Well… here I am.
I’ve been in Middlesbrough three days now, moved here after a year in Glasgow to attend university. I haven’t lived in England for more than six years and although the mortal terror I feel almost constantly is more a product of my own personality disorders than an indictment on the town it is still very strange being back among my own kind.
I’m living in student accommodation with eleven guys, most still in their teens, who appear infinitely more agreeable than I remember being at that age. They also seem to be a lot better at holding their liquor than me, I’ll need to reign my old habit in if I’m not to go down as the fat old pervert who can’t interact socially without a skinful of gin. I’m certainly edging towards the abuse of prescription painkillers although as a trainee journalist I do feel obliged to at least attempt to cultivate a debilitating cocaine habit. This is what comes of having Bukowski and Hunter Thompson as personal heroes, I guess.
And that brings me to why I’m here, writing this crap. I always intended to start a blog – I kept journals in my teens and early twenties and found it both enjoyable and cathartic – but I was concerned of alienating and disgusting my friends and family by typing my inner monologue ad verbatim. Luckily enough for you, dear reader, I have alienated and disgusted with a cunning mix of prolific sexual stunts, drunken acts of violence and woeful self pity to the point that there is nobody who would be surprised or indeed care. Several people have died too but that was not my doing.

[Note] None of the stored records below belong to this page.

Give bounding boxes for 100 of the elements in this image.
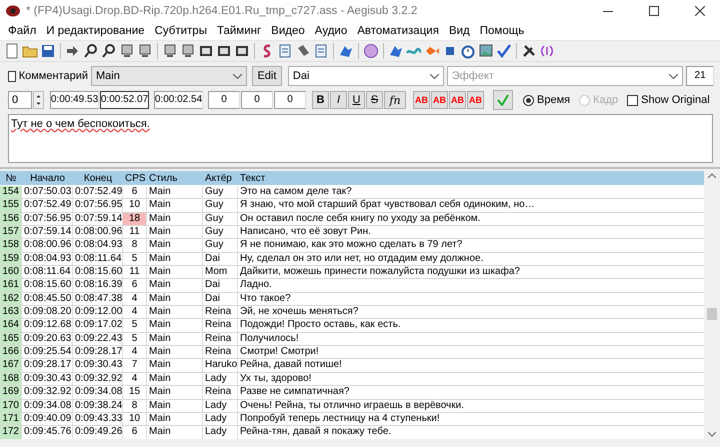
table-cell: 0:09:43.33 bbox=[73, 412, 123, 426]
column-header[interactable]: Текст bbox=[238, 171, 704, 185]
table-cell: 5 bbox=[123, 332, 147, 346]
duration-field[interactable]: 0:00:02.54 bbox=[154, 91, 203, 109]
film-icon[interactable] bbox=[216, 43, 232, 59]
spell-check-icon[interactable] bbox=[496, 43, 512, 59]
table-cell: Reina bbox=[203, 386, 238, 398]
menu-item[interactable]: Вид bbox=[444, 25, 475, 37]
table-cell: 0:07:52.49 bbox=[73, 186, 123, 198]
menu-item[interactable]: Аудио bbox=[310, 25, 352, 37]
table-cell: Guy bbox=[203, 199, 238, 212]
menu-item[interactable]: Видео bbox=[266, 25, 310, 37]
table-cell: Main bbox=[147, 212, 203, 226]
tools-icon[interactable] bbox=[521, 43, 537, 59]
row-number: 157 bbox=[0, 226, 22, 238]
table-cell: 11 bbox=[123, 226, 147, 238]
save-icon[interactable] bbox=[40, 43, 56, 59]
menu-item[interactable]: Помощь bbox=[474, 25, 530, 37]
row-number: 169 bbox=[0, 386, 22, 398]
table-cell: 0:08:11.64 bbox=[73, 252, 123, 266]
column-header[interactable]: Конец bbox=[73, 171, 123, 185]
column-header[interactable]: Актёр bbox=[203, 171, 238, 185]
table-cell: Main bbox=[147, 372, 203, 386]
scroll-up-icon[interactable] bbox=[708, 173, 716, 178]
table-cell: Main bbox=[147, 266, 203, 278]
row-number: 154 bbox=[0, 186, 22, 198]
menu-item[interactable]: Автоматизация bbox=[352, 25, 444, 37]
checkbox-label: Комментарий bbox=[18, 70, 88, 82]
table-cell: 0:08:15.60 bbox=[22, 279, 73, 292]
checkbox[interactable] bbox=[627, 94, 638, 106]
table-cell-text: Разве не симпатичная? bbox=[239, 386, 350, 398]
monitor-icon[interactable] bbox=[180, 43, 196, 59]
table-cell: 0:08:16.39 bbox=[73, 279, 123, 292]
table-cell: Main bbox=[147, 400, 203, 412]
column-header[interactable]: Стиль bbox=[147, 171, 203, 185]
table-cell-text: Что такое? bbox=[239, 292, 292, 306]
row-number: 167 bbox=[0, 359, 22, 372]
scrollbar-thumb[interactable] bbox=[707, 308, 717, 320]
table-cell: Main bbox=[147, 359, 203, 372]
table-cell: 0:07:50.03 bbox=[22, 186, 73, 198]
radio-button[interactable] bbox=[523, 94, 534, 106]
margin-field[interactable]: 0 bbox=[241, 91, 273, 109]
column-header[interactable]: Начало bbox=[22, 171, 73, 185]
avatar-icon[interactable] bbox=[363, 43, 379, 59]
table-cell: 0:08:00.96 bbox=[22, 239, 73, 252]
actor-combo[interactable]: Dai bbox=[288, 66, 444, 86]
row-number: 166 bbox=[0, 346, 22, 358]
menu-item[interactable]: Файл bbox=[3, 25, 42, 37]
menu-item[interactable]: Субтитры bbox=[150, 25, 212, 37]
format-button[interactable]: U bbox=[348, 91, 365, 109]
chevron-icon bbox=[669, 74, 678, 78]
end-time-field[interactable]: 0:00:52.07 bbox=[100, 91, 149, 109]
table-cell-text: Ладно. bbox=[239, 279, 273, 292]
copy-icon[interactable] bbox=[313, 43, 329, 59]
margin-field[interactable]: 0 bbox=[274, 91, 306, 109]
column-header[interactable]: CPS bbox=[123, 171, 147, 185]
menu-item[interactable]: Тайминг bbox=[212, 25, 266, 37]
margin-field[interactable]: 0 bbox=[208, 91, 240, 109]
film-icon[interactable] bbox=[198, 43, 214, 59]
table-cell: Main bbox=[147, 279, 203, 292]
image-icon[interactable] bbox=[478, 43, 494, 59]
table-cell: 0:09:45.76 bbox=[22, 426, 73, 439]
table-cell-text: Рейна, давай потише! bbox=[239, 359, 343, 372]
close-icon[interactable] bbox=[695, 6, 705, 16]
clock-icon[interactable] bbox=[460, 43, 476, 59]
format-button[interactable]: I bbox=[330, 91, 347, 109]
row-number: 159 bbox=[0, 252, 22, 266]
monitor-icon[interactable] bbox=[162, 43, 178, 59]
format-button[interactable]: S bbox=[366, 91, 383, 109]
minimize-icon[interactable] bbox=[603, 10, 613, 12]
film-icon[interactable] bbox=[234, 43, 250, 59]
edit-button[interactable]: Edit bbox=[252, 66, 282, 86]
scroll-down-icon[interactable] bbox=[708, 432, 716, 437]
row-number: 156 bbox=[0, 212, 22, 226]
table-cell-text: Это на самом деле так? bbox=[239, 186, 353, 198]
table-cell: 0:08:04.93 bbox=[73, 239, 123, 252]
layer-field[interactable]: 21 bbox=[686, 66, 714, 86]
format-button[interactable]: B bbox=[312, 91, 329, 109]
new-file-icon[interactable] bbox=[4, 43, 20, 59]
maximize-icon[interactable] bbox=[649, 6, 659, 16]
table-cell: Dai bbox=[203, 252, 238, 266]
subtitle-text-area[interactable]: Тут не о чем беспокоиться. bbox=[8, 114, 713, 163]
checkbox[interactable] bbox=[8, 70, 16, 82]
format-button[interactable]: fn bbox=[384, 91, 406, 109]
arrow-icon[interactable] bbox=[65, 43, 81, 59]
row-number: 164 bbox=[0, 319, 22, 332]
table-cell: 0:08:00.96 bbox=[73, 226, 123, 238]
table-cell: Reina bbox=[203, 332, 238, 346]
table-cell: 0:09:40.09 bbox=[22, 412, 73, 426]
table-cell-text: Написано, что её зовут Рин. bbox=[239, 226, 372, 238]
start-time-field[interactable]: 0:00:49.53 bbox=[50, 91, 99, 109]
layer-spin-field[interactable]: 0 bbox=[8, 91, 32, 109]
spin-arrows-icon[interactable] bbox=[33, 91, 44, 109]
column-header[interactable]: № bbox=[0, 171, 22, 185]
table-cell: Main bbox=[147, 239, 203, 252]
table-cell: 15 bbox=[123, 386, 147, 398]
style-dropdown[interactable]: Main bbox=[91, 66, 247, 86]
menu-item[interactable]: И редактирование bbox=[41, 25, 150, 37]
document-icon[interactable] bbox=[277, 43, 293, 59]
chevron-icon bbox=[232, 74, 242, 78]
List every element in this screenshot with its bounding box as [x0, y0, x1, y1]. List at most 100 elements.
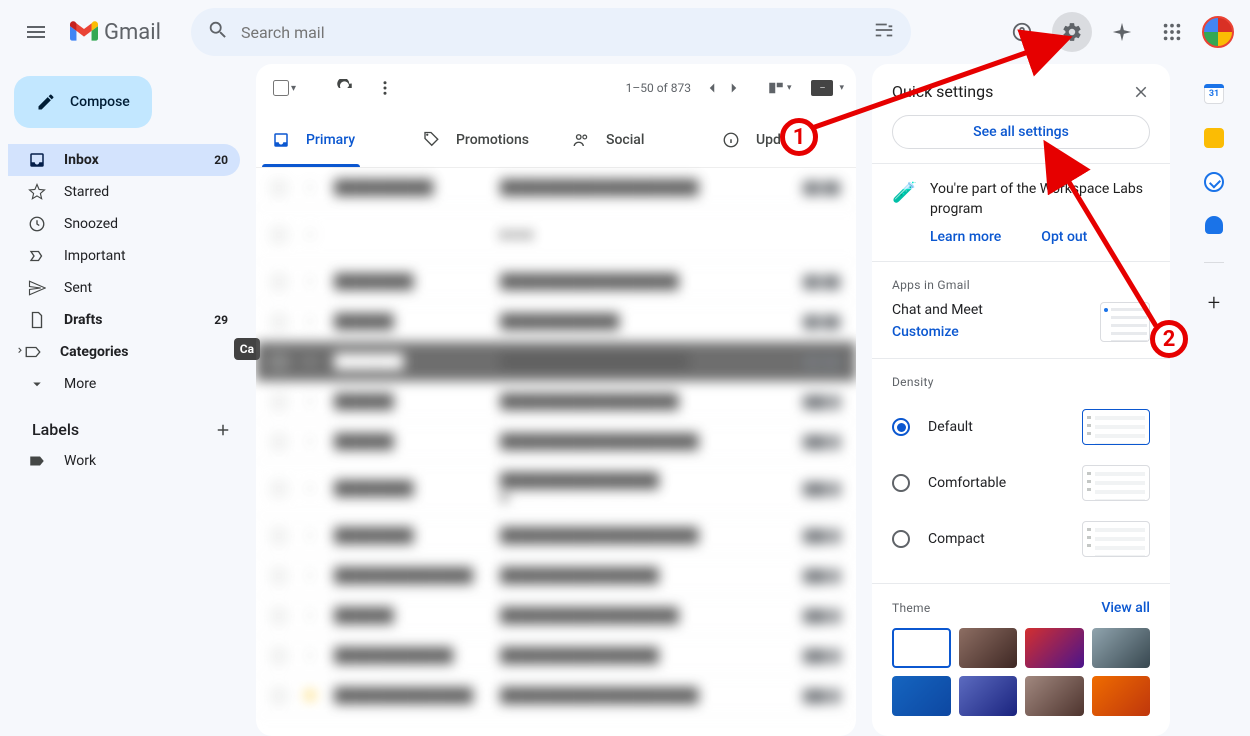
info-icon [722, 131, 740, 149]
add-label-icon[interactable] [214, 421, 232, 439]
app-header: Gmail [0, 0, 1250, 64]
labs-section: 🧪 You're part of the Workspace Labs prog… [872, 163, 1170, 261]
page-range: 1–50 of 873 [626, 81, 691, 95]
search-input[interactable] [241, 23, 873, 42]
select-all-checkbox[interactable]: ▾ [268, 75, 301, 101]
theme-tile[interactable] [959, 628, 1018, 668]
apps-grid-icon [1161, 21, 1183, 43]
gear-icon [1061, 21, 1083, 43]
label-work[interactable]: Work [8, 445, 240, 477]
nav-sent[interactable]: Sent [8, 272, 240, 304]
pencil-icon [36, 92, 56, 112]
contacts-addon-icon[interactable] [1205, 216, 1223, 234]
keep-addon-icon[interactable] [1204, 128, 1224, 148]
chevron-down-icon [28, 375, 46, 393]
get-addons-button[interactable]: + [1208, 291, 1220, 316]
rail-divider [1204, 262, 1224, 263]
prev-page-icon[interactable] [703, 79, 721, 97]
tag-tab-icon [422, 131, 440, 149]
theme-tile[interactable] [1092, 676, 1151, 716]
theme-tile-default[interactable] [892, 628, 951, 668]
calendar-addon-icon[interactable]: 31 [1204, 84, 1224, 104]
side-panel: 31 + [1186, 64, 1242, 736]
tab-social[interactable]: Social [556, 112, 706, 167]
more-vert-icon [376, 79, 394, 97]
gmail-icon [70, 21, 98, 43]
inbox-tab-icon [272, 131, 290, 149]
nav-inbox[interactable]: Inbox 20 [8, 144, 240, 176]
radio-checked-icon [892, 418, 910, 436]
category-icon [24, 343, 42, 361]
gemini-button[interactable] [1102, 12, 1142, 52]
tab-promotions[interactable]: Promotions [406, 112, 556, 167]
help-button[interactable] [1002, 12, 1042, 52]
quick-settings-panel: Quick settings See all settings 🧪 You're… [872, 64, 1170, 736]
compose-button[interactable]: Compose [14, 76, 152, 128]
opt-out-link[interactable]: Opt out [1041, 229, 1087, 245]
gmail-logo[interactable]: Gmail [60, 20, 171, 45]
search-icon [207, 19, 229, 45]
nav-starred[interactable]: Starred [8, 176, 240, 208]
close-settings-icon[interactable] [1132, 83, 1150, 101]
apps-section: Apps in Gmail Chat and Meet Customize [872, 261, 1170, 358]
nav-snoozed[interactable]: Snoozed [8, 208, 240, 240]
tab-primary[interactable]: Primary [256, 112, 406, 167]
theme-grid [892, 628, 1150, 716]
compose-label: Compose [70, 94, 130, 110]
main-menu-button[interactable] [12, 8, 60, 56]
customize-link[interactable]: Customize [892, 324, 983, 340]
nav-more[interactable]: More [8, 368, 240, 400]
theme-tile[interactable] [959, 676, 1018, 716]
theme-tile[interactable] [1092, 628, 1151, 668]
people-icon [572, 131, 590, 149]
refresh-button[interactable] [325, 68, 365, 108]
see-all-settings-button[interactable]: See all settings [892, 115, 1150, 149]
apps-button[interactable] [1152, 12, 1192, 52]
labs-text: You're part of the Workspace Labs progra… [930, 180, 1150, 219]
density-section: Density Default Comfortable Compact [872, 358, 1170, 583]
settings-title: Quick settings [892, 82, 993, 101]
tag-icon [28, 452, 46, 470]
file-icon [28, 311, 46, 329]
view-all-themes-link[interactable]: View all [1101, 600, 1150, 616]
tasks-addon-icon[interactable] [1204, 172, 1224, 192]
nav-drafts[interactable]: Drafts 29 [8, 304, 240, 336]
category-tabs: Primary Promotions Social Upd [256, 112, 856, 168]
search-bar[interactable] [191, 8, 911, 56]
inbox-icon [28, 151, 46, 169]
search-options-icon[interactable] [873, 19, 895, 45]
tab-updates[interactable]: Upd [706, 112, 816, 167]
theme-title: Theme [892, 601, 931, 615]
refresh-icon [336, 79, 354, 97]
density-compact-option[interactable]: Compact [892, 511, 1150, 567]
nav-important[interactable]: Important [8, 240, 240, 272]
density-default-thumb [1082, 409, 1150, 445]
radio-icon [892, 474, 910, 492]
apps-preview-icon [1100, 302, 1150, 342]
mail-list-pane: ▾ 1–50 of 873 ▾ — ▾ [256, 64, 856, 736]
learn-more-link[interactable]: Learn more [930, 229, 1001, 245]
apps-title: Apps in Gmail [892, 278, 1150, 292]
theme-tile[interactable] [1025, 628, 1084, 668]
next-page-icon[interactable] [725, 79, 743, 97]
clock-icon [28, 215, 46, 233]
more-button[interactable] [365, 68, 405, 108]
split-toggle-icon[interactable] [767, 79, 785, 97]
labels-header: Labels [8, 400, 256, 445]
theme-tile[interactable] [1025, 676, 1084, 716]
density-comfortable-option[interactable]: Comfortable [892, 455, 1150, 511]
star-icon [28, 183, 46, 201]
nav-categories[interactable]: Categories Ca [8, 336, 240, 368]
density-default-option[interactable]: Default [892, 399, 1150, 455]
important-icon [28, 247, 46, 265]
thread-list[interactable]: ☆████████████████████████████████:██ ☆■ … [256, 168, 856, 736]
radio-icon [892, 530, 910, 548]
input-tools-button[interactable]: — [811, 80, 833, 96]
density-comfortable-thumb [1082, 465, 1150, 501]
settings-button[interactable] [1052, 12, 1092, 52]
theme-section: Theme View all [872, 583, 1170, 732]
density-compact-thumb [1082, 521, 1150, 557]
flask-icon: 🧪 [892, 180, 916, 204]
account-avatar[interactable] [1202, 16, 1234, 48]
theme-tile[interactable] [892, 676, 951, 716]
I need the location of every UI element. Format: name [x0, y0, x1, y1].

The fact that it’s a prerequisite of the degree to have one of these things is by the by; apparently future employers will look back at our work over the three years to see how we grow and mature as responsible, ethical professionals before welcoming us to their phone-hacking bosom. I imaging mine will instead offer all the hallmarks of a slow descent into madness, my later entries being drafted on my inner thighs with lit cigarettes and a fillet knife.
I certainly don’t think I have what it takes to be the kind of reporter that people will confide in, if I’m lucky I’ll get paid enough for a bitter, hate filled column to buy an electric car to live in so I can travel the world having terrifying adventures that I tweet about because deep down I just want to be loved.
I’m naked at the moment. It was 25 degrees today. The hot water pipes run through my room and act like radiators. The shower is a push button kind like the taps you get in shopping centre toilets; the water cuts out after about twenty seconds and when you press it again it comes out hotter than steam before cooling to a more manageable ‘fucking scolding.’ But yes, I’m naked.
But this isn’t the first writing I’ve done since I gave up on the journals. I’ve written two books which, having self published, have been about as successful as if I’d made a 911 colouring-in book then coloured in all the pictures myself with the blood of local dogs. But they can be found all over the place, Amazon is your best bet; they’re basically semi autobiographical tales of sex, murder and mythical beasts. I submitted the second I wrote to a whole load of literary agents, basically everyone in The Writers’ and Artists’ Yearbook; I decided that rather than write a traditional opening letter and synopsis I would scrawl PLEASE HELP ME in marker pen on the cover of the books.
In retrospect this may not have been the best course of action although several of these ‘signed’ copies have been turning up on eBay so I take some solace in knowing that although the content may be shite, I at least did a convincing job on the design.
I’m going to have a re-hash of an old article I wrote following the style sheet provided by the university. Hopefully I can get it on the university site although it’s been turned down by the Copenhagen Post, The Big Issue and Mensa Magazine so I won’t hold my breath. I think I’ll also put some short stories up here too, filler perhaps but maybe someone will get a kick out of them. In addition to this I will be using Twitter regularly as well, expect the kind of inane chatter previously saved for the squirrels in the park.
If I can just get over my fear of other human beings this time at Teesside should prove immensely rewarding and enjoyable. The faculty seem to ooze competence and approachability like ectoplasm and our classroom looks like it was carved inside a volcano in a Bond film; I’m pretty sure I’m older than a couple of the teachers too.
That’s all for now. If you’re read this far, well done and thank you. The safe word is ‘strawberry’.